(segue) L'ideale di Marcora
(24 marzo 1915)
[Inizio scritto]

      Sono «frivoli» i nostri seimila e si divertono alle spalle di Pantalone che vota e... paga. Sono degni di un discorso del Marcora. In fondo il Marcora ha spezzato una lancia in favore dei deputati. «Lasciare in pace il popolo» ciò significa lasciare in pace i deputati e dispensarli dall'assumere — oltre al voto di fiducia generico (sic) al gabinetto Salandra — atteggiamenti precisi che possano in un senso o nell'altro vincolare e compromettere. Ebbene on. Marcora noi siamo disposti a lasciare in pace i vostri deputati. Dopo tutto c'interessano poco. Ma non lasceremo in pace il popolo. Questo popolo non deve dormire profondamente sino alla vigilia della tragedia salvo poi a destarsi intontito e intorpidito come un pastore sorpreso nel sonno dall'uragano ma dev'essere tenuto sveglio e pronto col cervello sgombro da illusioni troppo rosee coll'animo deciso alle prove supreme.

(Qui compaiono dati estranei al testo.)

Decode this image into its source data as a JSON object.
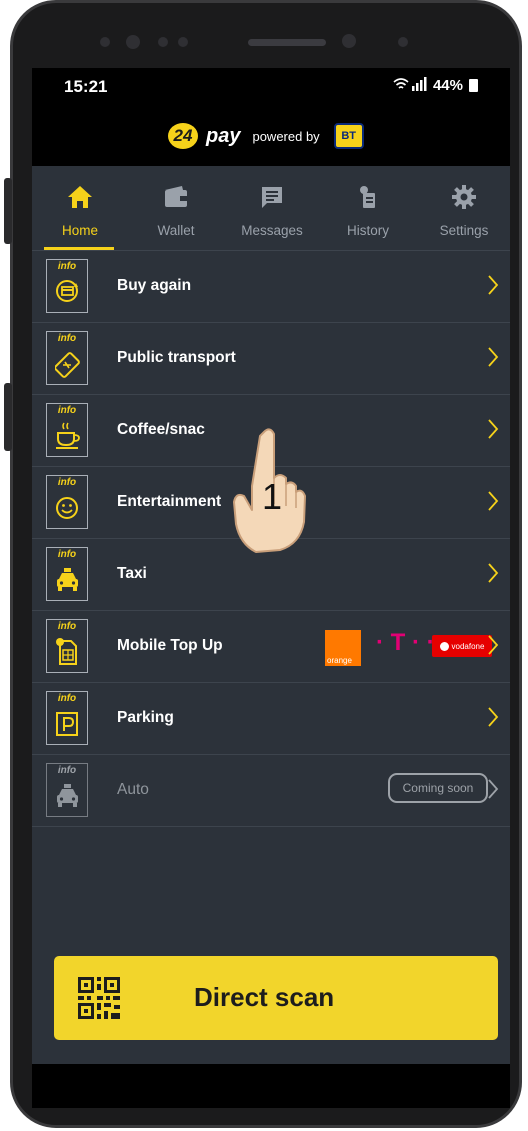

E del resto il popolo non vuole essere lasciato in pace. Vuole conoscere sapere discutere. Ne ha sacrosanto diritto. I milioni di uomini e i miliardi di denaro per la guerra li darà il popolo e voi pretendete che questo popolo sia «lasciato in pace»? Non passerà molto tempo che questo popolo — stanco delle miserie economiche e delle mortificazioni morali della neutralità — non «lascerà più in pace» nemmeno voi on. Marcora on. Salandra Vittorio Emanuele Savoia; non «lascerà in pace» nemmeno voi cinquecento otto o giù di lì commedianti di Montecitorio... Quel popolo che vorreste «lasciare in pace» vi farà la guerra.
      24 marzo 1915.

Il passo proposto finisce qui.